To be honest, I’m not even angry so much as I am completely baffled; what, exactly, did you think you were going to do? Just put it down outside of your apartment, the only place you could logically use it, and hope that I wouldn’t go door-to-door through the building hallway looking for it?
In the annals of crime, stealing a neighbor’s doormat falls somewhere between mugging your boss in the elevator on the way up to the office and bursting into a police precinct, waving your shotgun in the air, and declaring that the next person who moves gets it. Which is to say that it falls exactly halfway between being “poorly thought out” and “fucking retarded.”
And if you can’t use a doormat for its intended purpose, what exactly would you do with it? Sell it on eBay? Not that I would put it past you; after all, the person who would steal a used dime-store doormat is the exact same person who has undoubtedly, at several points in their life, had a small, swarthy man named Chico calmly inform them that “you ain’t can’t have the weed if you ain’t don’t gots the cash.”
And so I scoured Craig’s List, searching for the tell-tale ad: “FOR SALE,” I imagined it would say, “Doormat, gently used – NO QUESTIONS ASKED! Serial numbers have been filed off. Am looking for best reasonable offer – cash, food, or even MetroCard swipe into subway.”

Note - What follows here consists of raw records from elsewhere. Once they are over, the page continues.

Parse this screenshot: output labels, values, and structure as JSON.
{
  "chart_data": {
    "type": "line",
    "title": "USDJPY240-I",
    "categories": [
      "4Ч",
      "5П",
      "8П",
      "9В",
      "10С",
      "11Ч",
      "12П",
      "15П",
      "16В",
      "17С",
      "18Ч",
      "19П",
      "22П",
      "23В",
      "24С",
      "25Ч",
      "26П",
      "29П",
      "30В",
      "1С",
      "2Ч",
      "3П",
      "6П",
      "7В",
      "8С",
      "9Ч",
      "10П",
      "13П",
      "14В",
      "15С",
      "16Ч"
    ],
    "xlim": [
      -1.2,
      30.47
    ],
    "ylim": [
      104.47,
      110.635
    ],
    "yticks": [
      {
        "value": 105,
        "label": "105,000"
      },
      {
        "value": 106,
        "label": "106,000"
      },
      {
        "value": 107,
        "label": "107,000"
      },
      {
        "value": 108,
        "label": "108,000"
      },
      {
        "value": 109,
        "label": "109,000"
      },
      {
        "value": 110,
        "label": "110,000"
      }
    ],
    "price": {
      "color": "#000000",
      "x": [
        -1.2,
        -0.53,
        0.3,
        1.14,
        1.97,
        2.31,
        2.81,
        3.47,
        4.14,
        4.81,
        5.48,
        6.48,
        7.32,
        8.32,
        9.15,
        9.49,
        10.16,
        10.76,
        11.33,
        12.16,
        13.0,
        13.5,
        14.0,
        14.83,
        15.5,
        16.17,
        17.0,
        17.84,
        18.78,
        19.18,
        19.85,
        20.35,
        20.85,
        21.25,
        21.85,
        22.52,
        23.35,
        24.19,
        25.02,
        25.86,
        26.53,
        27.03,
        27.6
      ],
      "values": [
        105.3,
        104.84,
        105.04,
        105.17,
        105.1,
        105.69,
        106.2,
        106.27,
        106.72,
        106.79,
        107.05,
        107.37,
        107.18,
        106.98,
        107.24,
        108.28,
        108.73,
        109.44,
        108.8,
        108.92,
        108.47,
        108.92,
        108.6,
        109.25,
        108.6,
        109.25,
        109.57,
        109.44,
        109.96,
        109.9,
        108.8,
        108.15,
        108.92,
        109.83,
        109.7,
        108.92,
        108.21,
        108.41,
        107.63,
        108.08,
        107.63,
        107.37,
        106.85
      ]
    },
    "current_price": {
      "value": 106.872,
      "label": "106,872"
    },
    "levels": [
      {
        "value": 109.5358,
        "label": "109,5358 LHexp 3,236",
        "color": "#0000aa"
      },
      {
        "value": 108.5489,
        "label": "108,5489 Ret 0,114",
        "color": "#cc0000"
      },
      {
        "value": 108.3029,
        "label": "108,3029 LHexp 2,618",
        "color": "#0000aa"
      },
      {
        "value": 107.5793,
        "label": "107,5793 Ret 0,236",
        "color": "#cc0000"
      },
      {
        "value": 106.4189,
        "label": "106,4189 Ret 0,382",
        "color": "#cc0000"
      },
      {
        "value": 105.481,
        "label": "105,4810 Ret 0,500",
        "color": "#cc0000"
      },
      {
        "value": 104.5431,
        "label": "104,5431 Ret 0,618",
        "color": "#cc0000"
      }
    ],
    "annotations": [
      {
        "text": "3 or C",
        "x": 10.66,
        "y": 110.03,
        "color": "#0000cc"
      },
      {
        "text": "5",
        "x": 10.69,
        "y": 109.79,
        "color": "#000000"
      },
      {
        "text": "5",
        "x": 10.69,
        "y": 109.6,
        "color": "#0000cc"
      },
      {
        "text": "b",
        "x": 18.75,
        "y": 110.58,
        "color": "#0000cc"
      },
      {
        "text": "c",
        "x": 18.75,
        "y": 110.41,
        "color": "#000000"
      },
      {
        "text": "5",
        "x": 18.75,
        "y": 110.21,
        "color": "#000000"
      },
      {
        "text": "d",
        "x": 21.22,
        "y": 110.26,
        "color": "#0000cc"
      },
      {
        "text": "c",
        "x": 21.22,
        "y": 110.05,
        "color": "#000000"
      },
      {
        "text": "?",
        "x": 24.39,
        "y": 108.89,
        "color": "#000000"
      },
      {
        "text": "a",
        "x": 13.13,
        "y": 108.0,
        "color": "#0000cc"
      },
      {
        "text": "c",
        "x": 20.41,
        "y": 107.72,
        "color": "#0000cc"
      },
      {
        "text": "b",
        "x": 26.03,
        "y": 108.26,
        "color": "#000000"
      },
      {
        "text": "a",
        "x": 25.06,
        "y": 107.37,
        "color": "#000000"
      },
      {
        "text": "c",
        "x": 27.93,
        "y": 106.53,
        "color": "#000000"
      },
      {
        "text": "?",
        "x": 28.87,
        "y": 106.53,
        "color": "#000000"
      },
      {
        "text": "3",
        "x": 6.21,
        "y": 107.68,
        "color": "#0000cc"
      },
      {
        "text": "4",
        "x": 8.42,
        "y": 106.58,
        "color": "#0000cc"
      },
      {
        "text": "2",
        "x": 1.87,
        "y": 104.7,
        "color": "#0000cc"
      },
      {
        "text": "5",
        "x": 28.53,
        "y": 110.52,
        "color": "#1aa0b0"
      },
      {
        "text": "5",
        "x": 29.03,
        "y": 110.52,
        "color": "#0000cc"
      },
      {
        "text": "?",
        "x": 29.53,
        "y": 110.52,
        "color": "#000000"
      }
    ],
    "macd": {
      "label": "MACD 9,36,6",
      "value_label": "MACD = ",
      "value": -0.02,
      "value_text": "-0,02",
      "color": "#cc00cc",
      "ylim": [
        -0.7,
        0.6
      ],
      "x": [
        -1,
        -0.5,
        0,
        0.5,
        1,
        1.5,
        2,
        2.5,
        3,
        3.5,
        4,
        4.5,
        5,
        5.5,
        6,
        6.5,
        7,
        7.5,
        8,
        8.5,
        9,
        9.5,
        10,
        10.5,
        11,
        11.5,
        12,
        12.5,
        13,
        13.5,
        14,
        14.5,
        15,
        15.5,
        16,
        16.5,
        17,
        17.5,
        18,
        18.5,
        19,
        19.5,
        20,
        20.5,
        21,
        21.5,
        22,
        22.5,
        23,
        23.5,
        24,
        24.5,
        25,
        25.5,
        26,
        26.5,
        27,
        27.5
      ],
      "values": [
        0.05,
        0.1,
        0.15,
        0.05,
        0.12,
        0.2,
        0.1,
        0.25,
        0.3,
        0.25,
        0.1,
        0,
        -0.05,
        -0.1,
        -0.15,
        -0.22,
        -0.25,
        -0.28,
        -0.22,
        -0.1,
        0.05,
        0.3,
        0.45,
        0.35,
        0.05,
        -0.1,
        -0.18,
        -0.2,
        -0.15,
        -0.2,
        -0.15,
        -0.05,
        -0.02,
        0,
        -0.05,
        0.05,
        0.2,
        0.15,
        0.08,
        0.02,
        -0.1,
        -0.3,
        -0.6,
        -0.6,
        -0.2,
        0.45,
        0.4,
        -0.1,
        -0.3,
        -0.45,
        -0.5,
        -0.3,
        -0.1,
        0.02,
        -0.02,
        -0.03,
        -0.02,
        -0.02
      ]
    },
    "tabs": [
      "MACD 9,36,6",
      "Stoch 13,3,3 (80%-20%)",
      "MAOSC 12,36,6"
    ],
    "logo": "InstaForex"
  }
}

Or perhaps this doormat was of some value to you, a value that I myself did not ascertain and could only truly appreciate once it was gone from my life. In my mind’s eye I can see you running through the building, clad in an Indiana Jones leather jacket and fedora, clutching your bleeding, gunshot arm as dark-suited thugs from the Russian mob close in fast. Trapped in a corner, desperate, you wheel around, revealing a Luger held to the head of a dirty beige doormat trembling in the crook of your arm.
“Don’t do anything we’ll both regret,” says a large man who steps from the shadows, a deep scar running down the side of his face, a gloved hand removing a pair of $500 Ray Bans, revealing one eye made of milky-white glass, the other filled with a mixture of hatred and respect.
You shake your head once: “No.” You pant for breath, swallow, then add, “Tell your men to step back and give us safe conduct, Vladimir. Now. Or the only place this doormat lies is inside the entrance of a mausoleum.”
He gives you the once-over; he knows that after what went down in Morocco, where he watched a small, frayed bathroom rug die in his arms, that you’d be just crazy enough to do it. He signals to his men, and they step back, warily placing their guns halfway into their holsters.
“You’ve won this round,” he says. “But I’ll return. Even you can’t watch forever. One day you’ll be napping, or drunk, or out of your house for ten minutes to get some milk from the store. And you’ll leave that doormat alone and unguarded. And when you do, I’ll be there. And I can tell you now, I won’t have to steal it away; it will come with me, and willingly.”
And you know in your heart that he’s right. You may have that doormat for now; hell, you may even love it as much as once I did, but you’ll never own it. The tread-worn beauty that makes it a treasure is also its biggest curse. This doormat was born to roam free, my friend, and no matter what kind of care you take of it, there’s going to be a morning when you awake to find it gone, and with only the memories to sustain you.